As soon as she thought it practicable she followed Dorothy to her room to congratulate her, and the sight that met her view surprised her--the girl's face, instead of being flushed with tell-tale blushes and covered with confusion, as she had expected, was convulsed with laughter.

"Oh, do come in!" cried Dorothy, excitedly. "I have something that I want to tell you--I want you to decide for me what is best to do."

"I will give you the best advice I can," said the old housekeeper, drawing the girl down beside her on the sofa, and putting her arm about her.

"I've just had a--a proposal of--of marriage. There! the whole secret is out!" cried Dorothy, breathlessly.

But the good old lady did not look a particle amazed, much to Dorothy's surprise.

"You do not ask me who it is that wants me," cried the girl, in bitter disappointment.

Mrs. Kemp smiled.

"It was very easy to see that for myself," she responded. "Every one could tell that Harry Kendal was very fond of you, my dear, and that sooner or later he would ask you to marry him. But tell me, what answer did you make him?"

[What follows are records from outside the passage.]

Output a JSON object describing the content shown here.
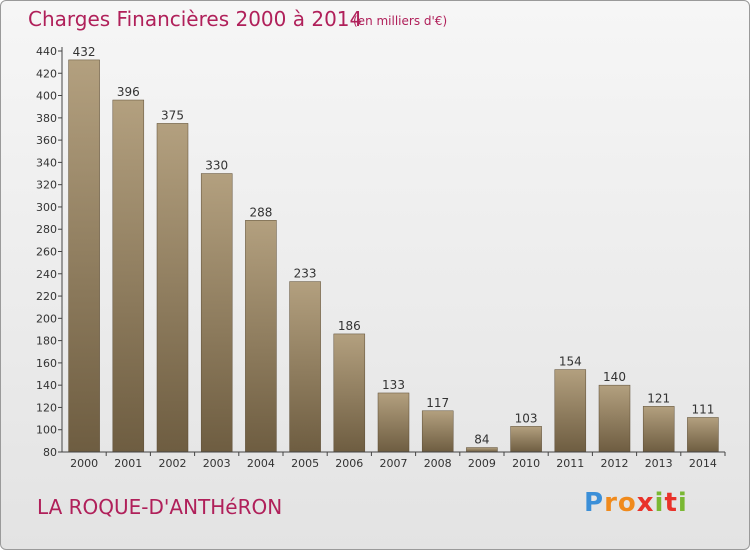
{
  "header": {
    "title": "Charges Financières 2000 à 2014",
    "unit": "(en milliers d'€)"
  },
  "footer": {
    "commune": "LA ROQUE-D'ANTHéRON",
    "logo_text": "Proxiti"
  },
  "colors": {
    "accent": "#b0205a",
    "bar_top": "#b3a07f",
    "bar_bottom": "#6e5d41",
    "logo_colors": [
      "#3b8fd8",
      "#f08a1c",
      "#e9322a",
      "#7ab833"
    ]
  },
  "chart_data": {
    "type": "bar",
    "title": "Charges Financières 2000 à 2014",
    "subtitle": "(en milliers d'€)",
    "categories": [
      "2000",
      "2001",
      "2002",
      "2003",
      "2004",
      "2005",
      "2006",
      "2007",
      "2008",
      "2009",
      "2010",
      "2011",
      "2012",
      "2013",
      "2014"
    ],
    "values": [
      432,
      396,
      375,
      330,
      288,
      233,
      186,
      133,
      117,
      84,
      103,
      154,
      140,
      121,
      111
    ],
    "ylim": [
      80,
      440
    ],
    "yticks": [
      80,
      100,
      120,
      140,
      160,
      180,
      200,
      220,
      240,
      260,
      280,
      300,
      320,
      340,
      360,
      380,
      400,
      420,
      440
    ],
    "grid": false,
    "data_labels": true
  }
}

"I--I ran away without making any answer at all," confessed Dorothy, shamefacedly. "I thought I could write him a note and put my answer in it--ever so much better than to look up into his face and tell him," she faltered. "I wonder that girls can ever say 'Yes' right up and down, then and there; it seems so bold a thing to do. Why, I never felt so embarrassed in my life. When I tried to say something my tongue cleaved to the roof of my mouth. I trembled from head to foot, and--oh, gracious!--he must have heard how my heart thumped. I know I must have acted like the greatest simpleton the world ever held. Wasn't it wonderful to think that he wanted to marry me? I can't understand it."

"It is not so very wonderful, but very natural," responded Mrs. Kemp, warmly. "I do not know whether it is wise to tell you so or not, but you are really beautiful. Every one thinks so hereabouts. And then you are not too young to marry--you are seventeen."

"But I'm not a bit wise," persisted Dorothy.

"You are quite wise enough to suit the exacting eyes of love," declared the housekeeper, reassuringly, "and that is all that is needed. The greatest of all questions, however, is: Do you think you care for Mr. Kendal? Let me tell you two things, my dear--never marry a man whom you do not love; and if the one whom you do love asks you, do not coquet with him."

"Will you help me to write the note to him?" cried Dorothy, drawing up a hassock, and slipping down upon it at her companion's feet. "I want to write it stiff and proud, as though I didn't care much, and I want to get all the big words in it that I can."

"Of course I will help you," replied Mrs. Kemp. "But it's many a year since I wrote a love letter, and I'm a little awkward at it now. But as long as it conveys the idea of 'Yes' to him, your ardent lover will think it the grandest epistle that ever a young girl wrote."

Such a time as there was over that letter!

Over and over again it was copied, this word erased, and that word inserted, until at the very best it looked more like the map of Scotland than anything else.

Dorothy was terribly in earnest over it.

One would almost have thought, to have seen her, that her life was at stake over the result of it; but at last it was finished, and one of the servants was called to take it to Mr. Kendal's room.

Harry was pacing restlessly up and down when it was delivered to him. He took it eagerly and broke the seal, for he had recognized Dorothy's cramped, school-girl chirography at once.